I'm sorry, would you pull up the quote of my demand of a signed contract? I seemed to have missed it.

We're talking about evolutionary science from one of the world's experts. PW was the one who brought it up, and then endeared himself to me forever by calling me a liar.

I'm willing to look at this stuff but I'm not going to put up with histrionics, pleonastics, and I will not respond to any red font post.

The_Ghostess_Lola

Well Rocky ?...at least I put 2gether a guess. What's your guess Mr. Hotshot ?

And BTW, I'm saying IF the Big Bang happened....sounds like you've been sold that it happened....careful there smartypants....haha !

Elroch
hapless_fool wrote:
Elroch wrote:

hapless_fool, I respect Dawkins as a scientist and the gene-centric viewpoint (which was not discovered by Dawkins, and was a rather minor viewpoint at the time he wrote, but which is now viewed as fundamental) which is very enlightening in explaining how evolution occurs. As you will find in the book, there are many examples where it has successful quantitative predictions about real species.

Why not simply bring up an example from the book for discussion rather than demanding a signed contract saying someone agrees with the book 100%? (Having said that, it is surely generally accurate and remains reliable today, because of the way its content was generated. If you pick an example, people are generally going to have to agree with it).

I'm sorry, would you pull up the quote of my demand of a signed contract? I seemed to have missed it.

I thought when you asked  "Again, on a scientific basis, do any of you object to any of his major assertions?" you were looking for an implied agreement with the rest. But I accept that may not have been so. You will find very little disagreement with the predictions and conclusions of the gene-centric viewpoint, because it is correct. Disagreements are more philosophical and about how to describe reality. See the wikpedia article for some examples.

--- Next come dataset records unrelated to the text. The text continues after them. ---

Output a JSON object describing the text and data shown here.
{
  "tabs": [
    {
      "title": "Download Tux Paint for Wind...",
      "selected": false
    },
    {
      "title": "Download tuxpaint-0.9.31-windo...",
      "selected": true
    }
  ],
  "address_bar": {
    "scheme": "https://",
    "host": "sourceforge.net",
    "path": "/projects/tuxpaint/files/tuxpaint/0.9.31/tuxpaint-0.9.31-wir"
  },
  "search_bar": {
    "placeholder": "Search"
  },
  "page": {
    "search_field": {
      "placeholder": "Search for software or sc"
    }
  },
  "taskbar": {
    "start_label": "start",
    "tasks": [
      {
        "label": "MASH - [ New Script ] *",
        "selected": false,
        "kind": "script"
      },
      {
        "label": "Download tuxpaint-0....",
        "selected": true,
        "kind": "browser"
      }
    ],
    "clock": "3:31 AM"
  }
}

We're talking about evolutionary science from one of the world's experts. PW was the one who brought it up, and then endeared himself to me forever by calling me a liar.

I'm willing to look at this stuff but I'm not going to put up with histrionics, pleonastics, and I will not respond to any red font post.

Perhaps you don't realise, but red text is only used to distinguish a responder from the original writer. It only indicates correction in your mind.

This response contains no corrections. It does contain red-coloured text, but I am not willing to pander to preferences for colour schemes without an objective reason. Better that you realise that red is not offensive except to bulls (well, except that's a myth and bulls are colour blind).

Do feel free to use red or any other colour in responses to me as long as your words are readable and can be distinguished.

hapless_fool

This is what I think is going to happen: I'll encounter one howler after another in Dawkin's book (I doubt most of his disciples read his stuff or certainly not critically) and then you will claim that his work is only of historical importance and has been superceded by (you name the author).

This is a scientific discussion. The first person who drags religion into it will be identified as an idiot.